Sun-Times file photo

An Illinois appellate court has upheld a 100-year sentence imposed on a Texas man for sexually assaulting a woman in her west suburban home in 1999.

The Second District Appellate Court Tuesday dismissed 44-year-old Roberto Noyola-Espinal’s claim that his century-long prison sentence is excessive, according to a statement from the DuPage County state’s attorney’s office.

“After committing such a brutal crime, Mr. Noyola-Espinal thought he could avoid responsibility by fleeing the country,” State’s Attorney Robert Berlin said in the statement. “Seventeen years later justice caught up with him resulting in a well-deserved one-hundred-year sentence. His appeal was nothing short of a second attempt to avoid accountability for his actions and the resulting sentence.”

The appellate court found that Noyola-Espinal was eligible for a sentence of 24 to 120 years in prison and that the trial court did not abuse its discretion with a sentence within that range.

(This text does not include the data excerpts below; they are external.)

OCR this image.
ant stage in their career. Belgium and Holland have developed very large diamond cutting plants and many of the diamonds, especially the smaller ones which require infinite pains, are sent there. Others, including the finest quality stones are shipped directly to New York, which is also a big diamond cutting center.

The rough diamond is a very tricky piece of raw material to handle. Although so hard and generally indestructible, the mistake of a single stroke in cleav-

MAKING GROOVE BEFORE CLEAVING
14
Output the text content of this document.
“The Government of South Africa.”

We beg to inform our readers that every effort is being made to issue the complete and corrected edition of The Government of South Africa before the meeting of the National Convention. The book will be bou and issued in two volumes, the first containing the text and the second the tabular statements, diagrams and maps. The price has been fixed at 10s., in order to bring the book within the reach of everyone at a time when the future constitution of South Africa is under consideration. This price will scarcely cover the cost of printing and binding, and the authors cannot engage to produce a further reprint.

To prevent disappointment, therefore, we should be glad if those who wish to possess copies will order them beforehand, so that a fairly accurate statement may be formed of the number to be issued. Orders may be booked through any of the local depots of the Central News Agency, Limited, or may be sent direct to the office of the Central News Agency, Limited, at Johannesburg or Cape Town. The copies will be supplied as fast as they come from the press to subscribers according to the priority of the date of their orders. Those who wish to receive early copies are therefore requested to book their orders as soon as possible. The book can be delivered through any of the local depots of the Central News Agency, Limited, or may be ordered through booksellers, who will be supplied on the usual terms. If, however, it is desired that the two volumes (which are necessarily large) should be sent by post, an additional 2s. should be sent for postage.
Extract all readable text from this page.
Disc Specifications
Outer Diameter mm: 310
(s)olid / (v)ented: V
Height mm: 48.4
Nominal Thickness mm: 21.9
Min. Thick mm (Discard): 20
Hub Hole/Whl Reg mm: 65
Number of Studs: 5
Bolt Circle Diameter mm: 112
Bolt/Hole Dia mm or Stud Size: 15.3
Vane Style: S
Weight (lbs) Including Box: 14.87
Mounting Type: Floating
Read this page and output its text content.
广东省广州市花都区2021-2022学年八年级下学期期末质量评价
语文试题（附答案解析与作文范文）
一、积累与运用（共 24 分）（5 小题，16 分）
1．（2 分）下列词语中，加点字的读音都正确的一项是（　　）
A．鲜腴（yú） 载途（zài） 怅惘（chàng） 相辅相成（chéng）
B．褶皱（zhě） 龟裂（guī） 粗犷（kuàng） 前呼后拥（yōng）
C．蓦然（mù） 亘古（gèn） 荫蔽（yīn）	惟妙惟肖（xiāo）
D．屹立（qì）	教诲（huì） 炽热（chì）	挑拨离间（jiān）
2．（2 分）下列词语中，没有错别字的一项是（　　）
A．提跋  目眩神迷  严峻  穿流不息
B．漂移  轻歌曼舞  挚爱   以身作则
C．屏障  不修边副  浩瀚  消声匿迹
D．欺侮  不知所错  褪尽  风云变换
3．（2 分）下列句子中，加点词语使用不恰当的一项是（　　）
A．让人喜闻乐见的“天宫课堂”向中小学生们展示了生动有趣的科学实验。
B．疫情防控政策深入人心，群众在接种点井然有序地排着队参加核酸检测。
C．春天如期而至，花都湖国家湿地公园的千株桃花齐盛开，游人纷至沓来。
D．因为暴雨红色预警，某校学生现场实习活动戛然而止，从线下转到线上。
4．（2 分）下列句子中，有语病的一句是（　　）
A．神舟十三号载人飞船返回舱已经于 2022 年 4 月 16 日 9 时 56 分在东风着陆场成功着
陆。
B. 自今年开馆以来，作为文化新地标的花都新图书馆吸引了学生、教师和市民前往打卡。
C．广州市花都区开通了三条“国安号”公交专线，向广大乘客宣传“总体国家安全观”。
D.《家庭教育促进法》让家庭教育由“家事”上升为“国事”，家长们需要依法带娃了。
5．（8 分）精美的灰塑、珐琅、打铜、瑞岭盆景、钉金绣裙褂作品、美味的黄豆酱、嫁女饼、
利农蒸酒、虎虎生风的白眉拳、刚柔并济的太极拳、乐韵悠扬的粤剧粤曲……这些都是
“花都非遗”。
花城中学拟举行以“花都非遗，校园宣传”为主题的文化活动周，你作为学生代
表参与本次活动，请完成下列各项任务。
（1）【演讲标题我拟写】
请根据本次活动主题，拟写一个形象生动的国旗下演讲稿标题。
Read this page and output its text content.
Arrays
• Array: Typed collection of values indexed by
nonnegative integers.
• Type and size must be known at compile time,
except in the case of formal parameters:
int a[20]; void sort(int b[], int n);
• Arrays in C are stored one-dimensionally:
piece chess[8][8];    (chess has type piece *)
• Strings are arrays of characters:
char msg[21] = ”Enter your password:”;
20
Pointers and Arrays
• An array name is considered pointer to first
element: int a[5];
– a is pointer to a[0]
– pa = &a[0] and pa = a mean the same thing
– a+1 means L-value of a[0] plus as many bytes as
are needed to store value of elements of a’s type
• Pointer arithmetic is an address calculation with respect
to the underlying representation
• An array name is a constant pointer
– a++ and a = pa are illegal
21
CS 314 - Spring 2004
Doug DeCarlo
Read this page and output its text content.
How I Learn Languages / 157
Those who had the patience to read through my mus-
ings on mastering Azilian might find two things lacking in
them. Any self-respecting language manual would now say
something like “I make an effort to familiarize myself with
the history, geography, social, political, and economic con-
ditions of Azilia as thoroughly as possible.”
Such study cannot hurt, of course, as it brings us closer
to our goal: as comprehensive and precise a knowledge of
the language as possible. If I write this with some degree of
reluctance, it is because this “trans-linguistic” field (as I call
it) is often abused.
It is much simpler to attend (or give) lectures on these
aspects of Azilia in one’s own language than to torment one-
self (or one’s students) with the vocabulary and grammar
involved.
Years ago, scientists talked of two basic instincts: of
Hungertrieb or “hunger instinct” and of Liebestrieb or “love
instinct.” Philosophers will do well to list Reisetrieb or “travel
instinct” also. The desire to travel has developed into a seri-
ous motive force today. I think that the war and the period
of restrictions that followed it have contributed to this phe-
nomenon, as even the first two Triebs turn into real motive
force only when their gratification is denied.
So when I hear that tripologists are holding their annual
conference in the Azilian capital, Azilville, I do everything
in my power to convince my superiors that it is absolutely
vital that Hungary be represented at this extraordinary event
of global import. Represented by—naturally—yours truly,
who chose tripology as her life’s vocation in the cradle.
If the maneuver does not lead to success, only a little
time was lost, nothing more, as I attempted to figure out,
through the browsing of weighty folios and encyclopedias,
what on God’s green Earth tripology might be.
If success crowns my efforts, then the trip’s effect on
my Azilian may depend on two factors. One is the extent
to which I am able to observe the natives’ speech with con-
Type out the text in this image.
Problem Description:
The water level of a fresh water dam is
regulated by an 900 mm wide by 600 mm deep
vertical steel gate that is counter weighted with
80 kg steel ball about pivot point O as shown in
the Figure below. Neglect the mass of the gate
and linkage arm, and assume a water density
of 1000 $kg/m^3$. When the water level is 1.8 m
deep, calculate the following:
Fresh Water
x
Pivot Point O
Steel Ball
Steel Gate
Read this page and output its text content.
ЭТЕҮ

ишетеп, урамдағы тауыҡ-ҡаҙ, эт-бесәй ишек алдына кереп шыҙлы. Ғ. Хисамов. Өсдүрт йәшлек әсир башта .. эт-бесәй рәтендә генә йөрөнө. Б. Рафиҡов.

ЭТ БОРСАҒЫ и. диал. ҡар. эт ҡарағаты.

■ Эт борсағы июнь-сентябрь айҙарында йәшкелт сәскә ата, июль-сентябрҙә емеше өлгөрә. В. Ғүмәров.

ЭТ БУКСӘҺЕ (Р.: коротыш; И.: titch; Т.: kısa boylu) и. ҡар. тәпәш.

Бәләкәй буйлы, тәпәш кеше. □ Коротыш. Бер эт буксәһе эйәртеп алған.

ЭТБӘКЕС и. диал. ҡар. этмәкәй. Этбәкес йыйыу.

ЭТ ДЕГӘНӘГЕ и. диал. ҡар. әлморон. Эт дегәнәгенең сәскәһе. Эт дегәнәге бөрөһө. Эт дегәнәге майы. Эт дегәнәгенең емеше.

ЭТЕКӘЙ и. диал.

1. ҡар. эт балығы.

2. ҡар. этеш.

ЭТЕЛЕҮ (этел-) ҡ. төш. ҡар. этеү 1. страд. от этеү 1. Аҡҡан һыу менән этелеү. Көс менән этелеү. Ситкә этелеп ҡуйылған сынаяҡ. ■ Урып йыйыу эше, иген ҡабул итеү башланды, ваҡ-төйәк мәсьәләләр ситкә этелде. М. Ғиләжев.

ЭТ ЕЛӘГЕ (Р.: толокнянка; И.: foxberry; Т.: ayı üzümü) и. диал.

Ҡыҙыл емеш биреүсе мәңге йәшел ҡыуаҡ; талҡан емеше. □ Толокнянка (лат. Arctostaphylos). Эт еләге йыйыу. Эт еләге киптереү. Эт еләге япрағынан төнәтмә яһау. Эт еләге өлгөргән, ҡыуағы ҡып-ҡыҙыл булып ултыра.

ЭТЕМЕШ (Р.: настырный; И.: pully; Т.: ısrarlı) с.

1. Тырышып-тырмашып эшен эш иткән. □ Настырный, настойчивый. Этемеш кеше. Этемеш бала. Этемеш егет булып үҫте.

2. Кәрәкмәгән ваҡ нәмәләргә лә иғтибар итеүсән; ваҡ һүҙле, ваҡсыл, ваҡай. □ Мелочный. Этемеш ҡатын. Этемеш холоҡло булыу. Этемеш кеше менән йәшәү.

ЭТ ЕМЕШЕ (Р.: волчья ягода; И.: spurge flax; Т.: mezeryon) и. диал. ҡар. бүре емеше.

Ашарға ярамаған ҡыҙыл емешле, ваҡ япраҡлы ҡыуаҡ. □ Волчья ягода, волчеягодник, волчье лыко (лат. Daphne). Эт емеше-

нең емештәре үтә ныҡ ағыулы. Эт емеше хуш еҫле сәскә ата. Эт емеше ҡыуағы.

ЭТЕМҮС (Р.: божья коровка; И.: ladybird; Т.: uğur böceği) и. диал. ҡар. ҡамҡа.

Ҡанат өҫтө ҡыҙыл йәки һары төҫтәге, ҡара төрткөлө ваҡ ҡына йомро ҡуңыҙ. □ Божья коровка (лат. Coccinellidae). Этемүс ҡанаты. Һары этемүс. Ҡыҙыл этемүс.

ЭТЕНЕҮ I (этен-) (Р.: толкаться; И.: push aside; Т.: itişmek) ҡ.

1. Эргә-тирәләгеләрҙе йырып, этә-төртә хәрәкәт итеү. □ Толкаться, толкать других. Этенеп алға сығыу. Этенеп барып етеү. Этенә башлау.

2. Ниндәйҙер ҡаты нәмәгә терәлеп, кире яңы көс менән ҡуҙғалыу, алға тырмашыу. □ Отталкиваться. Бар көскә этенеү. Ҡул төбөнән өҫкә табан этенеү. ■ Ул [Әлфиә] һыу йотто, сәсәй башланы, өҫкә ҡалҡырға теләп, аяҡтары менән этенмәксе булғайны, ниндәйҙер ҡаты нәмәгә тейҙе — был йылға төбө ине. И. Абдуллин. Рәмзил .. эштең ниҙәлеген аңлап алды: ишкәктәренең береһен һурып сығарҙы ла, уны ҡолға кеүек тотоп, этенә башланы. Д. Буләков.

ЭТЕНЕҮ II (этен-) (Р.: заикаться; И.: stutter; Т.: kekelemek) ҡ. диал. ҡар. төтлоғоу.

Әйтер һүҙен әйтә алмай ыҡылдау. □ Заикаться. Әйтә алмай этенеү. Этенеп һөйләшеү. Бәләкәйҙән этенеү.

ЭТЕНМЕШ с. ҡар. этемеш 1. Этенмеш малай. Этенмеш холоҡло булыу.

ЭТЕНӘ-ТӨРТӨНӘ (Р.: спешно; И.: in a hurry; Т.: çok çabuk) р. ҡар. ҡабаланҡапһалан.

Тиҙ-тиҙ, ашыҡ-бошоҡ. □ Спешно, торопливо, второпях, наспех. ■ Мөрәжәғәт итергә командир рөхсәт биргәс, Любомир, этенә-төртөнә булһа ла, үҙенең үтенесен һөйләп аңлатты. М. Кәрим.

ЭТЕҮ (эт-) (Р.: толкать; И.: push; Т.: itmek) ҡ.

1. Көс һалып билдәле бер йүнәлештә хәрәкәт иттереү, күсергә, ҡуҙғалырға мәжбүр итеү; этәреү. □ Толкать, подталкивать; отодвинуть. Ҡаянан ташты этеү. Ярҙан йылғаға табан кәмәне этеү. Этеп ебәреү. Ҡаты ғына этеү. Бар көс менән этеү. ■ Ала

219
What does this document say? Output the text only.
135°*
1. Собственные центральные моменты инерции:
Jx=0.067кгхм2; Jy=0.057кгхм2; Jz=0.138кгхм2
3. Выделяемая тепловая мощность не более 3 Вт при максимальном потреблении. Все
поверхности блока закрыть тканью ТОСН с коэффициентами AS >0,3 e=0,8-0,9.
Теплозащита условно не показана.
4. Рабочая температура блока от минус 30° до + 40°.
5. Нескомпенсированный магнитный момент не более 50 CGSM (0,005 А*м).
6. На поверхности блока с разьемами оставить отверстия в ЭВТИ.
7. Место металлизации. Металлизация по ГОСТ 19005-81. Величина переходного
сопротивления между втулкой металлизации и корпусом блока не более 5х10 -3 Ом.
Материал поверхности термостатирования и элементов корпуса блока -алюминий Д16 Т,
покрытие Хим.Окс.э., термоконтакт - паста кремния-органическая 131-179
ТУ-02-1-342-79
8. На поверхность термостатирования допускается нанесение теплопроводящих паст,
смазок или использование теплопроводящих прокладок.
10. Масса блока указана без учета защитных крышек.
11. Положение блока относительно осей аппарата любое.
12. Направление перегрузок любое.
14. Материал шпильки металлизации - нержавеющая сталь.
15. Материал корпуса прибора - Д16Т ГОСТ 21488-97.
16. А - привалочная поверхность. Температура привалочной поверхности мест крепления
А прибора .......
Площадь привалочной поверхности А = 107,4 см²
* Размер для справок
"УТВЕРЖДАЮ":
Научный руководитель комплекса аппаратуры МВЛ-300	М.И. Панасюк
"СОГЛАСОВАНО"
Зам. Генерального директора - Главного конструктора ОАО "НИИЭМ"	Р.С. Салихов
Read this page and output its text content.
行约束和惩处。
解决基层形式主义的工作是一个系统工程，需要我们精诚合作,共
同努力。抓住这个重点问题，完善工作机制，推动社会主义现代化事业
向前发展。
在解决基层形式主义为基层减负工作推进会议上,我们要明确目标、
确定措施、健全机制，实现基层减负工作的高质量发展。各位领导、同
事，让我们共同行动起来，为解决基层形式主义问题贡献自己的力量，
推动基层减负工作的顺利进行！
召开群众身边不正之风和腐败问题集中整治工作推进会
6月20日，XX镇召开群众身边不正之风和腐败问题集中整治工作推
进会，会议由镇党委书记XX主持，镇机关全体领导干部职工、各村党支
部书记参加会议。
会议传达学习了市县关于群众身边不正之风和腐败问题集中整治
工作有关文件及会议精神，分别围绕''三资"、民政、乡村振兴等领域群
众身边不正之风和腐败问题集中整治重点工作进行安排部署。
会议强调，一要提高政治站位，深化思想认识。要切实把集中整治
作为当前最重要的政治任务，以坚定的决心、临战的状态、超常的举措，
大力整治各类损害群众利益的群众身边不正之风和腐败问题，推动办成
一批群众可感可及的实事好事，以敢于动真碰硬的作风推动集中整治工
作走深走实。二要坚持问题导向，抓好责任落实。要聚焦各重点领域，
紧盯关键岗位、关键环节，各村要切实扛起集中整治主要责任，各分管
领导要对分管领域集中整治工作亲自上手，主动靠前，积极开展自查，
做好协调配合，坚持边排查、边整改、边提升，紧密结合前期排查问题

He was found guilty in 2017 of six counts of aggravated criminal sexual assault and one count of home invasion, all felonies, prosecutors said. DuPage County Judge Robert Miller delivered the verdict following a four-day bench trial and the sentence was handed down later that year.

Noyola-Espinal approached the victim’s Lisle apartment Feb. 7, 1999, and knocked on her door, prosecutors said. The woman, then 63, opened the door thinking it was a friend, then tried to close it when she realized she didn’t know the person.

Noyola-Espinal went inside and physically and sexually assaulted the woman, prosecutors said. He ran away and eventually went to Texas.

The victim went to a neighbor’s home and reported what happened, prosecutors said. The case was complicated when the victim died several years later at age 78, but the neighbor to whom she spoke was allowed to tell her story in court.

DNA evidence implicated Noyola-Espinal in the crime, and he was extradited from Texas Feb. 27, 2014, to face charges, prosecutors said.

Noyola-Espinal remains held at the Stateville Correctional Center in Crest Hill, according to Illinois Department of Corrections records. He must serve at least 85 percent of his sentence and will not be eligible for parole until February 2102.